The Mail also reports on a mother who is now having her 13th child, having had her previous 12 children removed by social services, most probably at birth. Mail readers, of course, are condemning her, as do the social services, for continuing to try to be a parent. Doubtless middle Britain wants 'people like that' sterilised so they cannot have children. Yet, all she wants is to be a mother and fulfill the right to have a family, after so many years of having her children taken away and put into care. Social services do not allow people the grace to be able to change, or improve their parenting abilities. Like the Mail almost always does with the very poor, they blame the poor for their own plight, condemn them and do all the things Our Blessed Lord told us not to do. 

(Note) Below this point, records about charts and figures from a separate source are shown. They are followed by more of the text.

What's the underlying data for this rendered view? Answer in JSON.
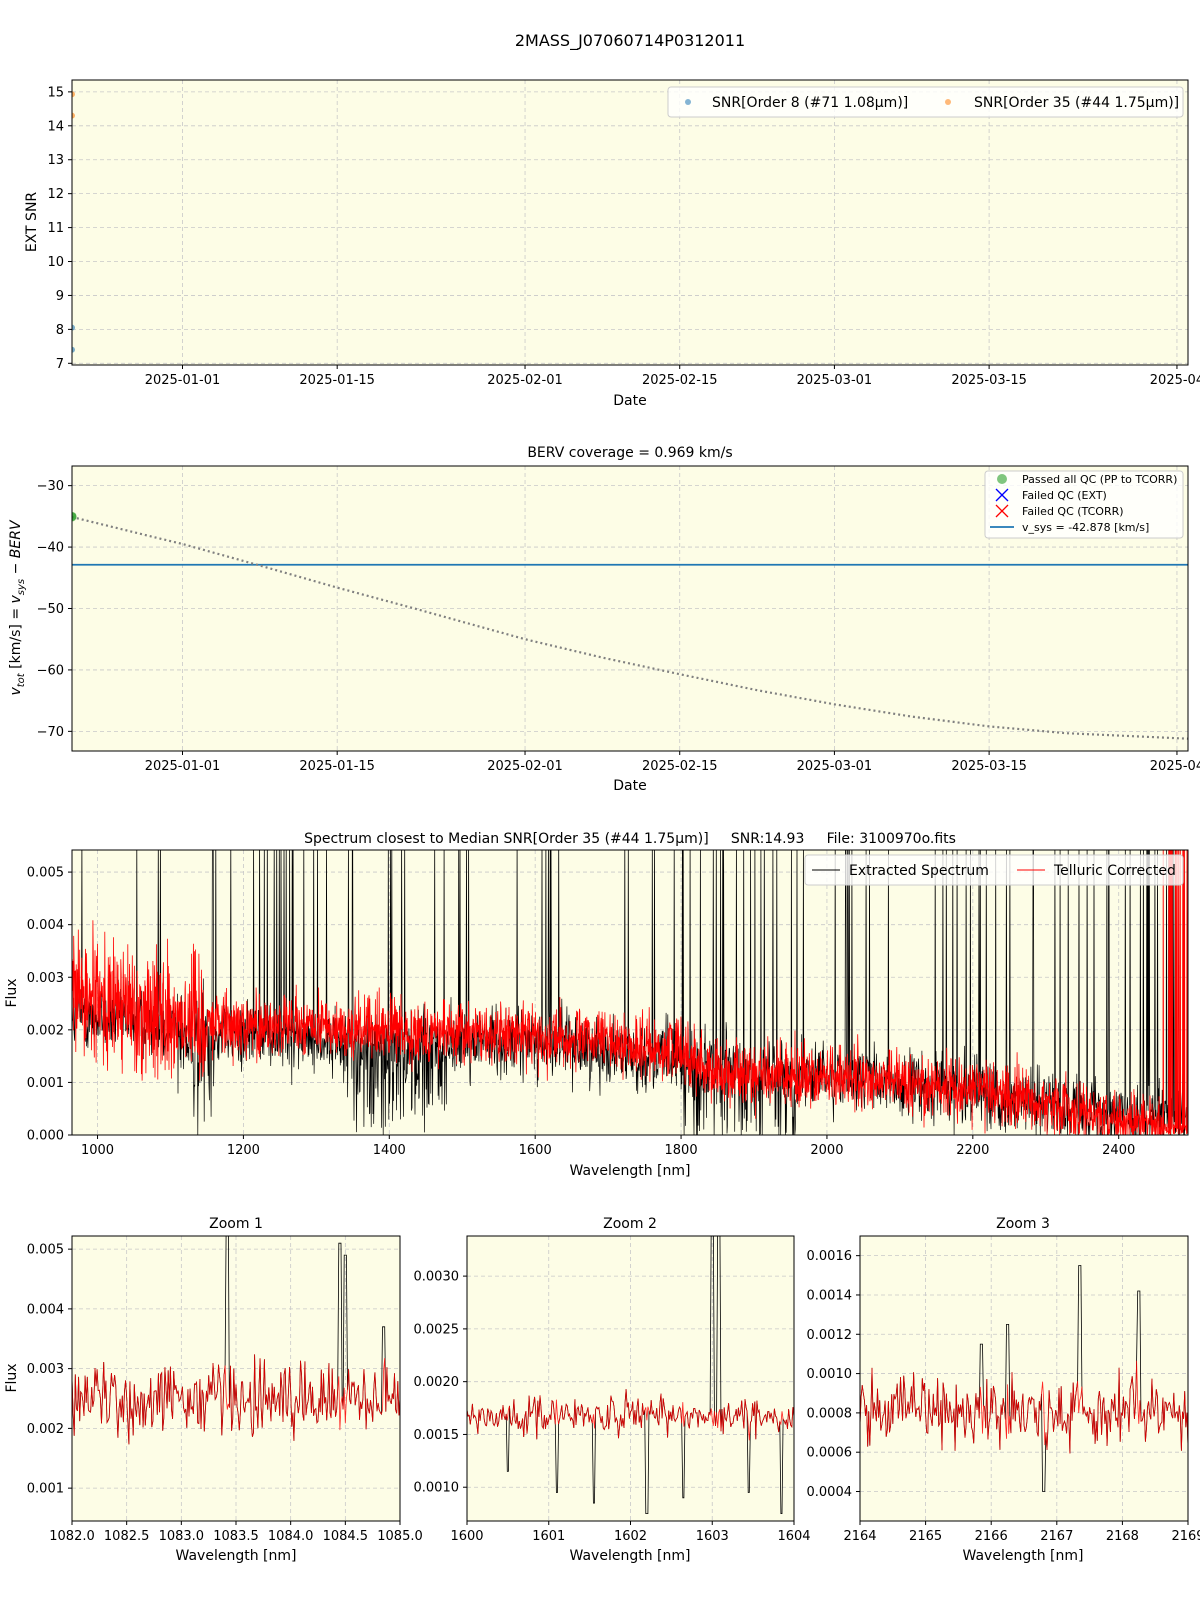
{
  "figure_title": "2MASS_J07060714P0312011",
  "colors": {
    "plot_bg": "#fdfde6",
    "snr_order8": "#1f77b4",
    "snr_order35": "#ff7f0e",
    "passed": "#2ca02c",
    "failed_ext": "#0000ff",
    "failed_tcorr": "#ff0000",
    "vsys": "#1f77b4",
    "berv_curve": "#808080",
    "extracted": "#000000",
    "telluric": "#ff0000",
    "grid": "#c8c8c8"
  },
  "chart_data": [
    {
      "id": "snr",
      "type": "scatter",
      "title": "",
      "xlabel": "Date",
      "ylabel": "EXT SNR",
      "xlim": [
        "2024-12-22",
        "2025-04-02"
      ],
      "ylim": [
        6.95,
        15.35
      ],
      "x_ticks": [
        "2025-01-01",
        "2025-01-15",
        "2025-02-01",
        "2025-02-15",
        "2025-03-01",
        "2025-03-15",
        "2025-04-01"
      ],
      "x_tick_labels": [
        "2025-01-01",
        "2025-01-15",
        "2025-02-01",
        "2025-02-15",
        "2025-03-01",
        "2025-03-15",
        "2025-04"
      ],
      "y_ticks": [
        7,
        8,
        9,
        10,
        11,
        12,
        13,
        14,
        15
      ],
      "y_tick_labels": [
        "7",
        "8",
        "9",
        "10",
        "11",
        "12",
        "13",
        "14",
        "15"
      ],
      "grid": true,
      "legend_position": "top-right",
      "series": [
        {
          "name": "SNR[Order 8 (#71 1.08μm)]",
          "points": [
            {
              "x": "2024-12-22",
              "y": 8.05
            },
            {
              "x": "2024-12-22",
              "y": 7.4
            }
          ]
        },
        {
          "name": "SNR[Order 35 (#44 1.75μm)]",
          "points": [
            {
              "x": "2024-12-22",
              "y": 14.93
            },
            {
              "x": "2024-12-22",
              "y": 14.3
            }
          ]
        }
      ]
    },
    {
      "id": "berv",
      "type": "line",
      "title": "BERV coverage = 0.969 km/s",
      "xlabel": "Date",
      "ylabel": "v_tot [km/s] = v_sys − BERV",
      "xlim": [
        "2024-12-22",
        "2025-04-02"
      ],
      "ylim": [
        -73.2,
        -26.8
      ],
      "x_ticks": [
        "2025-01-01",
        "2025-01-15",
        "2025-02-01",
        "2025-02-15",
        "2025-03-01",
        "2025-03-15",
        "2025-04-01"
      ],
      "x_tick_labels": [
        "2025-01-01",
        "2025-01-15",
        "2025-02-01",
        "2025-02-15",
        "2025-03-01",
        "2025-03-15",
        "2025-04"
      ],
      "y_ticks": [
        -70,
        -60,
        -50,
        -40,
        -30
      ],
      "y_tick_labels": [
        "−70",
        "−60",
        "−50",
        "−40",
        "−30"
      ],
      "grid": true,
      "legend_position": "top-right",
      "legend": [
        "Passed all QC (PP to TCORR)",
        "Failed QC (EXT)",
        "Failed QC (TCORR)",
        "v_sys = -42.878 [km/s]"
      ],
      "vsys": -42.878,
      "passed_points": [
        {
          "x": "2024-12-22",
          "y": -35.0
        },
        {
          "x": "2024-12-22",
          "y": -35.1
        }
      ],
      "berv_curve": [
        {
          "x": "2024-12-22",
          "y": -35.1
        },
        {
          "x": "2024-12-29",
          "y": -38.2
        },
        {
          "x": "2025-01-01",
          "y": -39.5
        },
        {
          "x": "2025-01-08",
          "y": -43.0
        },
        {
          "x": "2025-01-15",
          "y": -46.6
        },
        {
          "x": "2025-01-22",
          "y": -50.0
        },
        {
          "x": "2025-02-01",
          "y": -55.0
        },
        {
          "x": "2025-02-08",
          "y": -58.0
        },
        {
          "x": "2025-02-15",
          "y": -60.7
        },
        {
          "x": "2025-02-22",
          "y": -63.3
        },
        {
          "x": "2025-03-01",
          "y": -65.6
        },
        {
          "x": "2025-03-08",
          "y": -67.6
        },
        {
          "x": "2025-03-15",
          "y": -69.2
        },
        {
          "x": "2025-03-22",
          "y": -70.3
        },
        {
          "x": "2025-04-02",
          "y": -71.2
        }
      ]
    },
    {
      "id": "spectrum",
      "type": "line",
      "title": "Spectrum closest to Median SNR[Order 35 (#44 1.75μm)]     SNR:14.93     File: 3100970o.fits",
      "xlabel": "Wavelength [nm]",
      "ylabel": "Flux",
      "xlim": [
        965,
        2495
      ],
      "ylim": [
        0.0,
        0.00542
      ],
      "x_ticks": [
        1000,
        1200,
        1400,
        1600,
        1800,
        2000,
        2200,
        2400
      ],
      "x_tick_labels": [
        "1000",
        "1200",
        "1400",
        "1600",
        "1800",
        "2000",
        "2200",
        "2400"
      ],
      "y_ticks": [
        0,
        0.001,
        0.002,
        0.003,
        0.004,
        0.005
      ],
      "y_tick_labels": [
        "0.000",
        "0.001",
        "0.002",
        "0.003",
        "0.004",
        "0.005"
      ],
      "grid": true,
      "legend_position": "top-right",
      "series": [
        {
          "name": "Extracted Spectrum",
          "continuum": [
            [
              965,
              0.0023
            ],
            [
              1100,
              0.0021
            ],
            [
              1200,
              0.0019
            ],
            [
              1400,
              0.0017
            ],
            [
              1600,
              0.0018
            ],
            [
              1800,
              0.0014
            ],
            [
              2000,
              0.0011
            ],
            [
              2200,
              0.0008
            ],
            [
              2400,
              0.0004
            ],
            [
              2495,
              0.0003
            ]
          ]
        },
        {
          "name": "Telluric Corrected",
          "continuum": [
            [
              965,
              0.0026
            ],
            [
              1100,
              0.0023
            ],
            [
              1200,
              0.0021
            ],
            [
              1400,
              0.002
            ],
            [
              1600,
              0.0019
            ],
            [
              1800,
              0.0016
            ],
            [
              1850,
              0.0012
            ],
            [
              2000,
              0.0011
            ],
            [
              2200,
              0.0009
            ],
            [
              2400,
              0.0003
            ],
            [
              2495,
              0.0002
            ]
          ]
        }
      ]
    },
    {
      "id": "zoom1",
      "type": "line",
      "title": "Zoom 1",
      "xlabel": "Wavelength [nm]",
      "ylabel": "Flux",
      "xlim": [
        1082.0,
        1085.0
      ],
      "ylim": [
        0.00045,
        0.00522
      ],
      "x_ticks": [
        1082.0,
        1082.5,
        1083.0,
        1083.5,
        1084.0,
        1084.5,
        1085.0
      ],
      "x_tick_labels": [
        "1082.0",
        "1082.5",
        "1083.0",
        "1083.5",
        "1084.0",
        "1084.5",
        "1085.0"
      ],
      "y_ticks": [
        0.001,
        0.002,
        0.003,
        0.004,
        0.005
      ],
      "y_tick_labels": [
        "0.001",
        "0.002",
        "0.003",
        "0.004",
        "0.005"
      ],
      "grid": true,
      "level": 0.0025,
      "noise": 0.00045
    },
    {
      "id": "zoom2",
      "type": "line",
      "title": "Zoom 2",
      "xlabel": "Wavelength [nm]",
      "ylabel": "",
      "xlim": [
        1600,
        1604
      ],
      "ylim": [
        0.00068,
        0.00338
      ],
      "x_ticks": [
        1600,
        1601,
        1602,
        1603,
        1604
      ],
      "x_tick_labels": [
        "1600",
        "1601",
        "1602",
        "1603",
        "1604"
      ],
      "y_ticks": [
        0.001,
        0.0015,
        0.002,
        0.0025,
        0.003
      ],
      "y_tick_labels": [
        "0.0010",
        "0.0015",
        "0.0020",
        "0.0025",
        "0.0030"
      ],
      "grid": true,
      "level": 0.00168,
      "noise": 0.00012
    },
    {
      "id": "zoom3",
      "type": "line",
      "title": "Zoom 3",
      "xlabel": "Wavelength [nm]",
      "ylabel": "",
      "xlim": [
        2164,
        2169
      ],
      "ylim": [
        0.00025,
        0.0017
      ],
      "x_ticks": [
        2164,
        2165,
        2166,
        2167,
        2168,
        2169
      ],
      "x_tick_labels": [
        "2164",
        "2165",
        "2166",
        "2167",
        "2168",
        "2169"
      ],
      "y_ticks": [
        0.0004,
        0.0006,
        0.0008,
        0.001,
        0.0012,
        0.0014,
        0.0016
      ],
      "y_tick_labels": [
        "0.0004",
        "0.0006",
        "0.0008",
        "0.0010",
        "0.0012",
        "0.0014",
        "0.0016"
      ],
      "grid": true,
      "level": 0.0008,
      "noise": 0.00013
    }
  ]
}
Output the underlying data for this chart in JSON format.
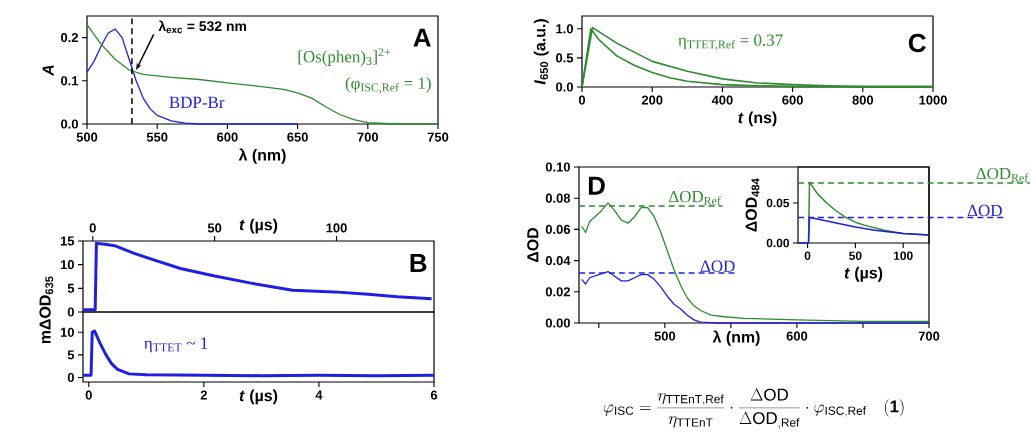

I could bang on about this for a good hour or two and then some. Suffice to say, we have not progressed as a society as long as we continue to blame the poor for their living conditions created by grinding, deep and long-term poverty. At the End of Time, social workers, as well as myself and all will stand trial before the Face of God at the Last Judgment. What, I wonder, will Our Lord say, to those who ripped apart families when they could have given the family support in order to keep them together? Instead, they chose the 'easy' option. Do not the tears of mothers and children ripped apart from each other by a callous mob of judges cry out to Heaven? Do not the tears of the very poor ascend to the Throne of God who has compassion for the poor?

The woman concerned cannot be named for legal reasons. I, for one, would be very interested to know what her side of the story is. I fear, however, that I have heard it so many times before. 

1 comment:

Anonymous said...

How wonderful that Laurence has stood up for the plight of the poor. I work for a small charity that tries to help families like these. More of us need to stand up and fight for our fellow men who have had the fight knocked out of them by "the system". May God bless you and all the poor out there who struggle with daily living.